Personal information
- Date of birth: 22 April 1990 (age 35)
- Place of birth: Liverpool, England
- Position(s): Forward

Youth career
- 2006–2007: Chester City

Senior career*
- Years: Team / Apps / (Gls)
- 2007–2009: Chester City / 27 / (3)
- 2009: Bangor City / 14 / (2)
- 2009–2011: Airbus UK Broughton / 42 / (4)
- 2012–2016: Rhyl / 48 / (12)
- 2015–2016: → Flint Town United (loan) / 17 / (5)
- 2016–: Runcorn Town / 152 / (24)

= Paul McManus =

English footballer (born 1990)

Paul James McManus (born 22 April 1990) is an English footballer.

==Career==

McManus was a product of Chester City's youth system and a prolific scoring record for the youth and reserve sides persuaded Bobby Williamson to hand McManus a professional contract on 2 October 2007. Highlights of his early time at the club included scoring the shock winner for Chester's youngsters against Tottenham Hotspur in the FA Youth Cup in December 2006 and a hat-trick against Carlisle United in a reserve fixture in September 2007.

He made his Football League debut as a late substitute in a 3–1 home win over Shrewsbury Town on 7 October 2007, becoming the first player born in the 1990s to make a first-team appearance for Chester. He is one of several homegrown players to appear for the first-team this season.
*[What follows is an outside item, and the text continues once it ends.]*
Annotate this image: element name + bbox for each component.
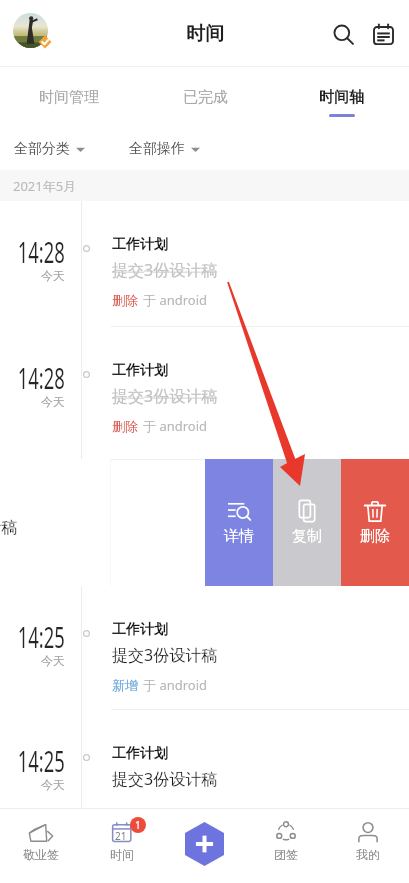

He made his first starting appearance in the first–team in a Football League Trophy tie away at Carlisle United two nights later and remained in the first–team squad for most of the season. In the closing weeks of the 2007–2008 season he played regularly in attack, scoring his first league goal in a 2–1 loss to Lincoln City on 12 April 2008.
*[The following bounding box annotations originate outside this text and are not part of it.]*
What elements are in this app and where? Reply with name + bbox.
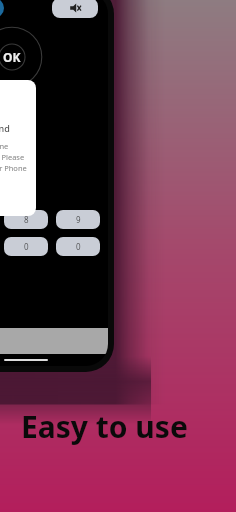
staticText: Blaster Found [0,122,10,134]
staticText: 8 [24,214,29,225]
button[interactable]: Mute [52,0,98,18]
button[interactable]: 8 [4,210,48,229]
staticText: That Your Phone Has IR Sensor, Please Se… [0,141,27,184]
button[interactable]: 9 [56,210,100,229]
staticText: 0 [24,241,29,252]
staticText: 9 [76,214,81,225]
button[interactable]: 0 [4,237,48,256]
staticText: Easy to use [21,406,188,447]
staticText: 0 [76,241,81,252]
staticText: OK [3,49,21,65]
button[interactable]: 0 [56,237,100,256]
button[interactable]: VOL+ [0,0,4,18]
The following season saw McManus scored successive equalisers for Chester against Shrewsbury Town and Luton Town in September but he was allowed to move to Bangor City shortly before the transfer window closed on 2 February 2009. He made 14 appearances during the remainder of the 2008–09 season and also won the Welsh Cup and played in the final of the Welsh League Cup. At the end of the season, he was released by Bangor at the end of the season, moving to Airbus UK Broughton.

In January 2012 he joined Rhyl.

In 2016 McManus signed for Runcorn Town. In February 2019 he became player-manager on a caretaker basis, and was appointed as permanent player-manager prior to the final game of the season.